The get-together at the Athletic Arms pub on Angle Park Terrace saw the old boys clap eyes on each other after an astonishing 49 years apart, and all the former members of the team had been tracked down by organiser Jimmy Bremner to take part – all expect one.

Bruce Flynn

Bruce Flynn

Goalie Bruce Flynn has proved harder than most to trace, and now former right-half Jimmy, 66, is appealing for anyone who knows of his whereabouts to help him reconnect with his old team mates.

Jimmy, a retired IT worker and ex-footballer who briefly signed for Hearts after his time in their youth squad, said: “I’ve got everybody but Bruce. I just can’t get hold of anybody who has a contact – if I could just get an address or something like that.

“Hopefully he’s still alive, but that’s another thing we have got to think about – but I’m trying to keep optimistic.”

The all-conquering Gorgie Hearts scooped eight cup victories over the course of the 1965/66 season, losing only one game in their time together. And Jimmy insists goalie Bruce – a keen junior basketball player who was good with his hands – was a crucial part of that success.

Jimmy Bremner. Picture: Toby Williams

Jimmy Bremner. Picture: Toby Williams

Saturday’s meet-up came ahead of the team’s 50th anniversary in May next year, and Jimmy is determined to track the missing player down before celebrations get under way.

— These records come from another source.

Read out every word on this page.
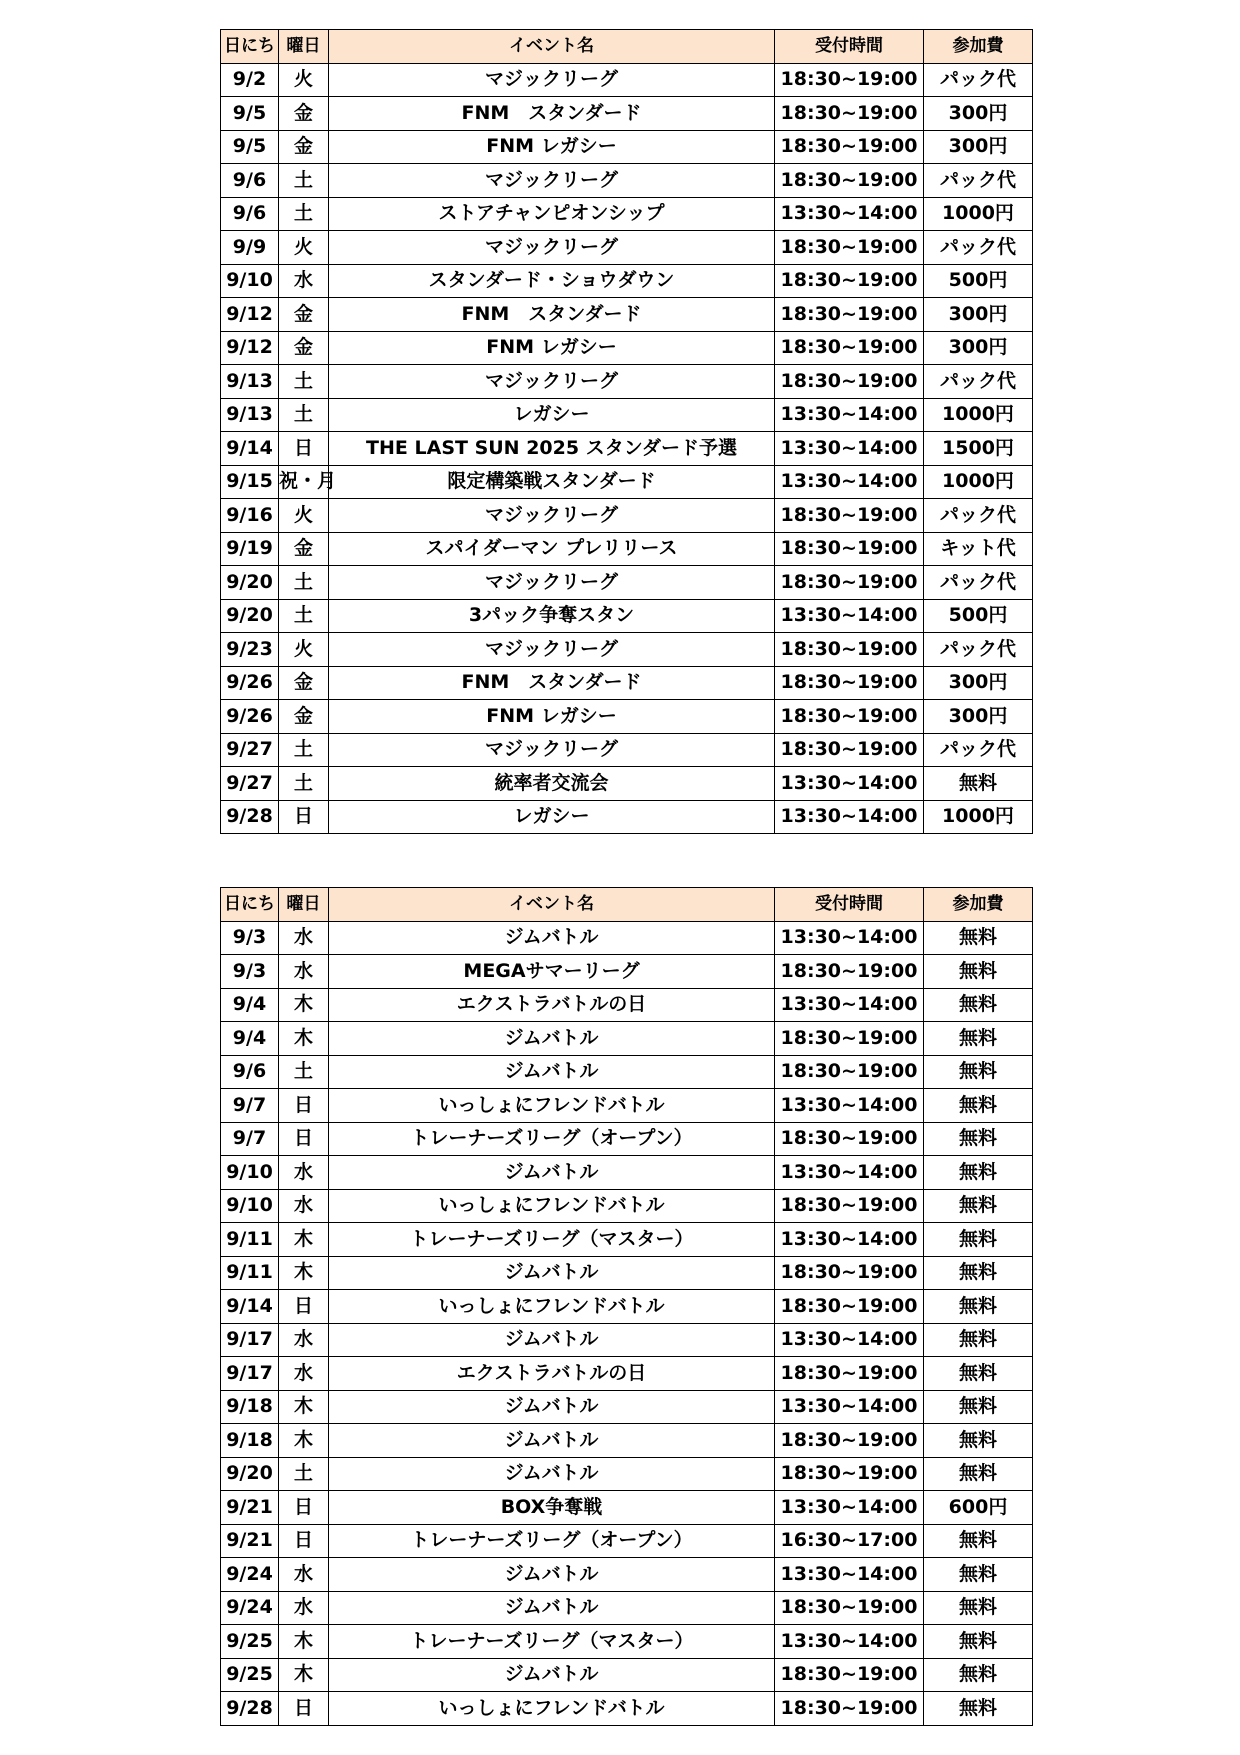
日にち	曜日	イベント名	受付時間	参加費
9/2	火	マジックリーグ	18:30~19:00	パック代
9/5	金	FNM　スタンダード	18:30~19:00	300円
9/5	金	FNM レガシー	18:30~19:00	300円
9/6	土	マジックリーグ	18:30~19:00	パック代
9/6	土	ストアチャンピオンシップ	13:30~14:00	1000円
9/9	火	マジックリーグ	18:30~19:00	パック代
9/10	水	スタンダード・ショウダウン	18:30~19:00	500円
9/12	金	FNM　スタンダード	18:30~19:00	300円
9/12	金	FNM レガシー	18:30~19:00	300円
9/13	土	マジックリーグ	18:30~19:00	パック代
9/13	土	レガシー	13:30~14:00	1000円
9/14	日	THE LAST SUN 2025 スタンダード予選	13:30~14:00	1500円
9/15	祝・月	限定構築戦スタンダード	13:30~14:00	1000円
9/16	火	マジックリーグ	18:30~19:00	パック代
9/19	金	スパイダーマン プレリリース	18:30~19:00	キット代
9/20	土	マジックリーグ	18:30~19:00	パック代
9/20	土	3パック争奪スタン	13:30~14:00	500円
9/23	火	マジックリーグ	18:30~19:00	パック代
9/26	金	FNM　スタンダード	18:30~19:00	300円
9/26	金	FNM レガシー	18:30~19:00	300円
9/27	土	マジックリーグ	18:30~19:00	パック代
9/27	土	統率者交流会	13:30~14:00	無料
9/28	日	レガシー	13:30~14:00	1000円
日にち	曜日	イベント名	受付時間	参加費
9/3	水	ジムバトル	13:30~14:00	無料
9/3	水	MEGAサマーリーグ	18:30~19:00	無料
9/4	木	エクストラバトルの日	13:30~14:00	無料
9/4	木	ジムバトル	18:30~19:00	無料
9/6	土	ジムバトル	18:30~19:00	無料
9/7	日	いっしょにフレンドバトル	13:30~14:00	無料
9/7	日	トレーナーズリーグ（オープン）	18:30~19:00	無料
9/10	水	ジムバトル	13:30~14:00	無料
9/10	水	いっしょにフレンドバトル	18:30~19:00	無料
9/11	木	トレーナーズリーグ（マスター）	13:30~14:00	無料
9/11	木	ジムバトル	18:30~19:00	無料
9/14	日	いっしょにフレンドバトル	18:30~19:00	無料
9/17	水	ジムバトル	13:30~14:00	無料
9/17	水	エクストラバトルの日	18:30~19:00	無料
9/18	木	ジムバトル	13:30~14:00	無料
9/18	木	ジムバトル	18:30~19:00	無料
9/20	土	ジムバトル	18:30~19:00	無料
9/21	日	BOX争奪戦	13:30~14:00	600円
9/21	日	トレーナーズリーグ（オープン）	16:30~17:00	無料
9/24	水	ジムバトル	13:30~14:00	無料
9/24	水	ジムバトル	18:30~19:00	無料
9/25	木	トレーナーズリーグ（マスター）	13:30~14:00	無料
9/25	木	ジムバトル	18:30~19:00	無料
9/28	日	いっしょにフレンドバトル	18:30~19:00	無料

Bruce was born in South Africa and came to Edinburgh as a young child, where it is believed he was brought up in Marchmont and attended Boroughmuir High School.

After school, he headed off to university – it is not known where – and then moved further west. But it’s here the trail goes cold.

Father-of-four Jimmy, who lives in Chesser, said he was “hopeful” more information would become available to shed some light on Bruce’s whereabouts. He said: “Unfortunately, with that type of football – we went senior right after that – you just seem to lose contact. The guys all moved on to different things.”

The ’65 Gorgie Hearts team was the starting point for a raft of players who later went professional, but the youth club itself was disbanded during the 1970s.

Big-name former players include Jimmy Crease – who would go on to manage Berwick Rangers – and Hearts’ Billy McAlpine.